Scientists discover the secret to regulating our biological clock

Scientists have discovered a revolutionary way to end jet lag by discovering the secret of casein kinase 1 delta (CK1δ), a protein that regulates our biological clock. This breakthrough, by researchers at Duke-NUS Medical School and the University of California, Santa Cruz, offers a new approach to adjusting our circadian rhythms, the natural 24-hour cycles that influence sleep-wake patterns and overall daily functions.

Published in the journal Proceedings of the National Academy of Sciences (PNAS), their findings could pave the way for new approaches to treating disorders linked to the biological clock.

CK1δ regulates circadian rhythms by marking other proteins involved in our biological clock to fine-tune the timing of these rhythms. In addition to modifying other proteins, CK1δ itself can be marked, thereby altering its own ability to regulate proteins involved in the functioning of the body’s internal clock.

Previous research has identified two distinct versions of CK1δ, known as the δ1 and δ2 isoforms, which vary by just 16 building blocks or amino acids right at the end of the protein in a part called the C-terminal tail. Yet these small differences have a significant impact on CK1δ function. Although it was known that when these proteins are labeled, their ability to regulate the body clock diminishes, no one knew exactly how this happened.

Using advanced spectroscopy and spectrometry techniques to zoom in on the tails, the researchers discovered that how proteins are labeled is determined by their distinct tail sequences.

Professor Carrie Partch, a researcher at the Howard Hughes Medical Institute, Department of Chemistry and Biochemistry at the University of California, Santa Cruz and corresponding author of the study, explained:

“Our results identify three specific sites on the tail of CK1δ where phosphate groups can attach, and these sites are crucial for controlling the activity of the protein. When these points are marked with a phosphate group, CK1δ becomes less active, which which means it doesn’t influence our circadian rhythms as well. Using high-resolution analysis, we were able to identify the exact sites involved, and that’s really exciting.

Having first studied this protein more than 30 years ago while investigating its role in cell division, Professor David Virshup, director of the Cancer and Stem Cell Biology Program at Duke-NUS and co -corresponding author of the study, said: “With the technology we currently have, we have finally been able to get to the bottom of a question that has remained unanswered for more than 25 years.
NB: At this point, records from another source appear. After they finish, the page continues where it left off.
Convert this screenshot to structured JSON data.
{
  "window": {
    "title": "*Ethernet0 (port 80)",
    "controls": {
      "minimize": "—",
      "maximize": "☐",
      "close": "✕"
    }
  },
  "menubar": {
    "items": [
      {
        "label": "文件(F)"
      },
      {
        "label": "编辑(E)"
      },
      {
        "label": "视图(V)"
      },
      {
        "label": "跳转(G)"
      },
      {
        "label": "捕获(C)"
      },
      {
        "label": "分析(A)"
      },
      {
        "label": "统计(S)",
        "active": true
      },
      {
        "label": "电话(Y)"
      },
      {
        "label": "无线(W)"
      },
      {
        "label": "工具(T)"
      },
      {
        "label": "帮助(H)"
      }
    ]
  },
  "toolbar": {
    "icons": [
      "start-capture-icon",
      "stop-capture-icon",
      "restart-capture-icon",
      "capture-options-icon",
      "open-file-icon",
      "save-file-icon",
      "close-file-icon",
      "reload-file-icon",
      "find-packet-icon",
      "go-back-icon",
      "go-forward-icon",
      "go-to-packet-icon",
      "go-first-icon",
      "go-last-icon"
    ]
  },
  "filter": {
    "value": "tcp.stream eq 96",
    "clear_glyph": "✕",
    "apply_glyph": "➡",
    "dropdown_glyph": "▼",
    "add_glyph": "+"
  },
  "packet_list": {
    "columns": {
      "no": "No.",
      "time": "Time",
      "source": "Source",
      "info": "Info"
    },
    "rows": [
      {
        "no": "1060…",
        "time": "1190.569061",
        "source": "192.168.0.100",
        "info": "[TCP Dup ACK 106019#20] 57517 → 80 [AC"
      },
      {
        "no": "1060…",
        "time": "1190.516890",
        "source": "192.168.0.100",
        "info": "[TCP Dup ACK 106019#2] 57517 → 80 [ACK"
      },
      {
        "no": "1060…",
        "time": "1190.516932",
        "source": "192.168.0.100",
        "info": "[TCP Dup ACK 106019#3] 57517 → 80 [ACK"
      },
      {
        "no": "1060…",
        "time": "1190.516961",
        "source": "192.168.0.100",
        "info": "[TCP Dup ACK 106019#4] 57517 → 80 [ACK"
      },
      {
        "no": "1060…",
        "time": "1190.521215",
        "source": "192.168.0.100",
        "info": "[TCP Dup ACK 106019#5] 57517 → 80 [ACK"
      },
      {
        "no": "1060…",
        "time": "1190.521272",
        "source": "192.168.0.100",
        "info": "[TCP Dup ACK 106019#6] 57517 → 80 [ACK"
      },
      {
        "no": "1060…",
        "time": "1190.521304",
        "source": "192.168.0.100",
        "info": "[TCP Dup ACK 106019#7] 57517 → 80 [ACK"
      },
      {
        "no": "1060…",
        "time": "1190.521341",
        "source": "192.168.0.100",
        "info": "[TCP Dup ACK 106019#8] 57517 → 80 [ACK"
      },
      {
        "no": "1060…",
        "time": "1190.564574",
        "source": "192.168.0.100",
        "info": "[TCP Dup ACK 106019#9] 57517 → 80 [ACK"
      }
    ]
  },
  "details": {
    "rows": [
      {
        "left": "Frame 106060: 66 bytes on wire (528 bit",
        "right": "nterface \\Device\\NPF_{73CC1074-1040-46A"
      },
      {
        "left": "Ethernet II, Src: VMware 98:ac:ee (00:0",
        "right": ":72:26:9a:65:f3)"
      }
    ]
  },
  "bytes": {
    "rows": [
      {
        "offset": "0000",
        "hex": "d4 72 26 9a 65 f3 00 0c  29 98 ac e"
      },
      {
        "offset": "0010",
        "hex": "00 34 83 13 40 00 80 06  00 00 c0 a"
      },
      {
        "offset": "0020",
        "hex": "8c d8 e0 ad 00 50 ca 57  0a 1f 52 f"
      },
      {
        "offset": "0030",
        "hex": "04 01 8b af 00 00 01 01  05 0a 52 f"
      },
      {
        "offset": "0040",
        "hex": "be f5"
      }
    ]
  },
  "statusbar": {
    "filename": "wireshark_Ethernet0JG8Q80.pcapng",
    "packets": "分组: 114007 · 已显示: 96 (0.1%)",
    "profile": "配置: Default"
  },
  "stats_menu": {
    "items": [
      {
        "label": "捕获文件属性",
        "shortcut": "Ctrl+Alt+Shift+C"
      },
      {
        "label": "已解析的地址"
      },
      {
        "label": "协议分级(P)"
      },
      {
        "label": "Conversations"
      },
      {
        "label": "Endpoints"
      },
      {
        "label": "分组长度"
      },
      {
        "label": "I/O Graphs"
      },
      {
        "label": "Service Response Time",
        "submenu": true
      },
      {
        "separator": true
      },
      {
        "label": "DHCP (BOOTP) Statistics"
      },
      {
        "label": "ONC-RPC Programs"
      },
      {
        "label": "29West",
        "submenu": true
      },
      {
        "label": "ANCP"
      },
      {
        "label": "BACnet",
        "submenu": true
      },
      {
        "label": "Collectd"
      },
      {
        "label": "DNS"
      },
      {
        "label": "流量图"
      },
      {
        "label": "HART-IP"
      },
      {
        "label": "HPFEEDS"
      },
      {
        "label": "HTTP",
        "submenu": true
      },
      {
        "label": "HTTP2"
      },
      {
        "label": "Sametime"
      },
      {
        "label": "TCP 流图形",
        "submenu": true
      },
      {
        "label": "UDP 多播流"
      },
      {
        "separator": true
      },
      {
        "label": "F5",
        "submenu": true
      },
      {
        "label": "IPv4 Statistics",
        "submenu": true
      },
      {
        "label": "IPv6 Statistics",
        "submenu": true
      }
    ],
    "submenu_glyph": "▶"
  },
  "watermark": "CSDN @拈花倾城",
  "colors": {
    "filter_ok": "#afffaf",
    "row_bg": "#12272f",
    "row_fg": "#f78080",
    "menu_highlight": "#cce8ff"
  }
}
“We found that the δ1 tail interacts more extensively with the main part of the protein, leading to greater autoinhibition compared to δ2. This means that δ1 is more tightly regulated by its tail than δ2. When these sites are mutated or deleted, δ1 becomes more active, leading to changes in circadian rhythms. In contrast, δ2 does not have the same regulatory effect of its tail region.

This finding highlights how a small portion of CK1δ can greatly influence its overall activity. This self-regulation is essential for maintaining the balance of CK1δ activity, which helps regulate our circadian rhythms.

The study also addressed the broader implications of these findings. CK1δ plays a role in several important processes beyond circadian rhythms, including cell division, cancer development, and some neurodegenerative diseases. By better understanding how CK1δ activity is regulated, scientists could open new avenues to treat not only circadian rhythm disorders, but also a whole range of pathologies.

Professor Patrick Tan, Senior Associate Dean for Research at Duke-NUS, added: “Regulating our internal clock goes beyond curing jet lag: it is about improving sleep quality, metabolism and overall health. This important discovery could potentially open new doors to treatments that could transform the way we manage these essential aspects of our daily lives.

The researchers plan to further study how real-world factors, such as dietary and environmental changes, affect the marking sites on CK1δ. This could provide insights into how these factors affect circadian rhythms and could lead to practical solutions for managing disruptions.